Existing-home sales increased in July, while low inventory levels and rising prices are the largest factors lowering sales to first-time buyers to their lowest share since January, according to a report from the National Association of Realtors (NAR) released Thursday.
Total existing-home sales rose 2.0 percent to a seasonally adjusted annual rate of 5.59 million in July from a downwardly revised 5.48 million in June. July sales were at the highest pace since 5.79 million in February 2007. Existing sales have now increased year-over-year for ten consecutive months and are 10.3 percent above the pace a year ago at 5.07 million.
The report also found that single-family home sales increased 2.7 percent to a seasonally adjusted annual rate of 4.96 million in July to their highest level since 5.08 million in February 2007. Single-family sales were 4.83 million in June, and are now 11.0 percent above the 4.47 million pace a year ago.
Many economists believe that the growth in existing-home sales can be mostly attributed to growth in the employment sector.
“In some markets, this boost has been led by job growth –a key sign that the recovery is on track,” said Selma Hepp, Trulia’s chief economist. “As millennial employment improves, young adults will continue to move out of their parent’s homes and form their own households, first as renters and then as homeowners.”

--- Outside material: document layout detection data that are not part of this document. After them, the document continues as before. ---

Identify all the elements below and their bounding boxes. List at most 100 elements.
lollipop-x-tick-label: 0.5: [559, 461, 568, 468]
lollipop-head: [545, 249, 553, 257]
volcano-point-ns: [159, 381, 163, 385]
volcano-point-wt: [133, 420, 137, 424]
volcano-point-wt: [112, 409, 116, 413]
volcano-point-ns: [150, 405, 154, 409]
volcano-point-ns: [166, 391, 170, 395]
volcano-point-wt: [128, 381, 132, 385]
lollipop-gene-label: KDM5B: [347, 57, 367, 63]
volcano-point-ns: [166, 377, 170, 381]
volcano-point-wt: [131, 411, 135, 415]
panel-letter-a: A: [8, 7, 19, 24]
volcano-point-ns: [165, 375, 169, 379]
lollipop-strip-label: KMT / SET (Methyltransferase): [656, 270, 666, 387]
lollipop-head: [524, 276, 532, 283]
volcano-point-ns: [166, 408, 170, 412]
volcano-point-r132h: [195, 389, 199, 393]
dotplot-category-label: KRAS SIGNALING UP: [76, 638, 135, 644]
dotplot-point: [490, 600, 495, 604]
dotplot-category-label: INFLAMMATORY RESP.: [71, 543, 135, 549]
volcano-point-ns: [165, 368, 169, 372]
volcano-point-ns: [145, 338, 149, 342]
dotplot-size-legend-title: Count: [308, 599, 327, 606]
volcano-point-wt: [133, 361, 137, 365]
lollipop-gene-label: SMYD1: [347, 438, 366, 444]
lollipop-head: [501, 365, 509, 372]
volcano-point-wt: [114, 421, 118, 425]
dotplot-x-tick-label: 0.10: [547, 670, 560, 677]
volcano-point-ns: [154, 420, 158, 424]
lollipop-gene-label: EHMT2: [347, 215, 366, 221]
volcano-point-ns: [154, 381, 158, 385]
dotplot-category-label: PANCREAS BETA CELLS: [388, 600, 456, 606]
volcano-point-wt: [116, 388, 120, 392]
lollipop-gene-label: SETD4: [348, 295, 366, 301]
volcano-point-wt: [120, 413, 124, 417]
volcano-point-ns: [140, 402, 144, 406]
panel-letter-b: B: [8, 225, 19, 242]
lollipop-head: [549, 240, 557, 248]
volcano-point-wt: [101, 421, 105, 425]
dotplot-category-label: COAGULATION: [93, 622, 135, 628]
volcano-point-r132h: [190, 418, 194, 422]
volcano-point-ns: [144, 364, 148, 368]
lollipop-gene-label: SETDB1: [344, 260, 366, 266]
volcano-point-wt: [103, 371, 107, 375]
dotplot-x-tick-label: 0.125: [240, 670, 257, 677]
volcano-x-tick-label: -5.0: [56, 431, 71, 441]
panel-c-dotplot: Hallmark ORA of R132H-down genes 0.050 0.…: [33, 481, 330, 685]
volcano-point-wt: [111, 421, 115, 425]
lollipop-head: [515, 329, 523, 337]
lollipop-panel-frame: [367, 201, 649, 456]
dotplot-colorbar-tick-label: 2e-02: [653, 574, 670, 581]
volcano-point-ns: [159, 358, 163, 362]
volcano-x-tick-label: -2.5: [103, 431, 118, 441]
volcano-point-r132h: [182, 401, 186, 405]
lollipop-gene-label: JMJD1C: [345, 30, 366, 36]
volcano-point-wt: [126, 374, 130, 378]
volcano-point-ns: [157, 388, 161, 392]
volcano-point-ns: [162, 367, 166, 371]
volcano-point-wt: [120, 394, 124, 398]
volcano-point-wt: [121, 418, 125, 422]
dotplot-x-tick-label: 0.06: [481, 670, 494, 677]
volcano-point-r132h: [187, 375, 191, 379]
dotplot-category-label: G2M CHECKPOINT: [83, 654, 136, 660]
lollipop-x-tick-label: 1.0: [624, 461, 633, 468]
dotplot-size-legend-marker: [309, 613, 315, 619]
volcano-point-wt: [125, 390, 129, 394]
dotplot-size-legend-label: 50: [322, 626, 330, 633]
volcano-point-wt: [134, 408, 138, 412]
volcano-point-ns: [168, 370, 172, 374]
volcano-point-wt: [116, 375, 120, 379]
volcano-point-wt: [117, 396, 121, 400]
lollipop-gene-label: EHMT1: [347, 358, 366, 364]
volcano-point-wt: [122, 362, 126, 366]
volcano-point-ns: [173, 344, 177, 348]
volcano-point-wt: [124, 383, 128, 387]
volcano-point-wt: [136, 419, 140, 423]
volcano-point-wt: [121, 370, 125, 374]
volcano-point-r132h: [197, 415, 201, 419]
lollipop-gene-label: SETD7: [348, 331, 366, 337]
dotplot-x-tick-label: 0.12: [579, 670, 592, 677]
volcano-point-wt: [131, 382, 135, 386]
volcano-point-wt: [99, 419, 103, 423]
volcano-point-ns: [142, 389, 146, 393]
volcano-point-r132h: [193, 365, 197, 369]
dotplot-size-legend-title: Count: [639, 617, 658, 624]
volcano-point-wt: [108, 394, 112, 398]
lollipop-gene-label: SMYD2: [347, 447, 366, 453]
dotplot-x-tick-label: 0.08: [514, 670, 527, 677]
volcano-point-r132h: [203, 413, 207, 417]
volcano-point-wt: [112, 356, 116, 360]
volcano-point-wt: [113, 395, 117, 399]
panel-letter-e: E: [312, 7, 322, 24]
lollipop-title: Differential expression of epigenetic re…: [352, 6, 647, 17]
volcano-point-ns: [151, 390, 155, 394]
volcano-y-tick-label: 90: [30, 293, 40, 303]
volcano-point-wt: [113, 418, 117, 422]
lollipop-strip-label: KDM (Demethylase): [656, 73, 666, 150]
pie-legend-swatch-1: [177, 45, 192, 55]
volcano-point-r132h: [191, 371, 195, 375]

Lawrence Yun, NAR chief economist added, “The creation of jobs added at a steady clip and the prospect of higher mortgage rates and home prices down the road is encouraging more households to buy now. As a result, current homeowners are using their increasing housing equity towards the down payment on their next purchase."
According to the NAR, the median existing-home price for all housing types in July was $234,000, which is 5.6 percent above July 2014. This in increase marks the 41st consecutive month of year-over-year gains. The median existing single-family home price was $235,500 in July, up 5.8 percent from July 2014.
"Despite the strong growth in sales since this spring, declining affordability could begin to slowly dampen demand," Yun said. "Realtors in some markets reported slower foot traffic in July in part because of low inventory and concerns about the continued rise in home prices without commensurate income gains."
NAR reported that total housing inventory declined 0.4 percent to 2.24 million existing homes available for sale at the end of July. This total is now 4.7 percent lower than a year ago when inventory levels reached 2.35 million.
“Tight inventory across the country continues to put pressure on home prices,” Hepp said. “As more potential buyers are being pushed out of the market, home sellers may be reluctant to sell if there is a perception that they might not be able to find another home to buy–thus perpetuating the problem.”
Another decline was recorded in the percent share of first-time buyers in July for the second consecutive month. First-time buyers in July lowered to 28 percent from 30 percent in June, the lowest share since January of this year which was 28 percent.
"The fact that first-time buyers represented a lower share of the market compared to a year ago even though sales are considerably higher is indicative of the challenges many young adults continue to face," Yun said. "Rising rents and flat wage growth make it difficult for many to save for a down payment, and the dearth of supply in affordable price ranges is limiting their options."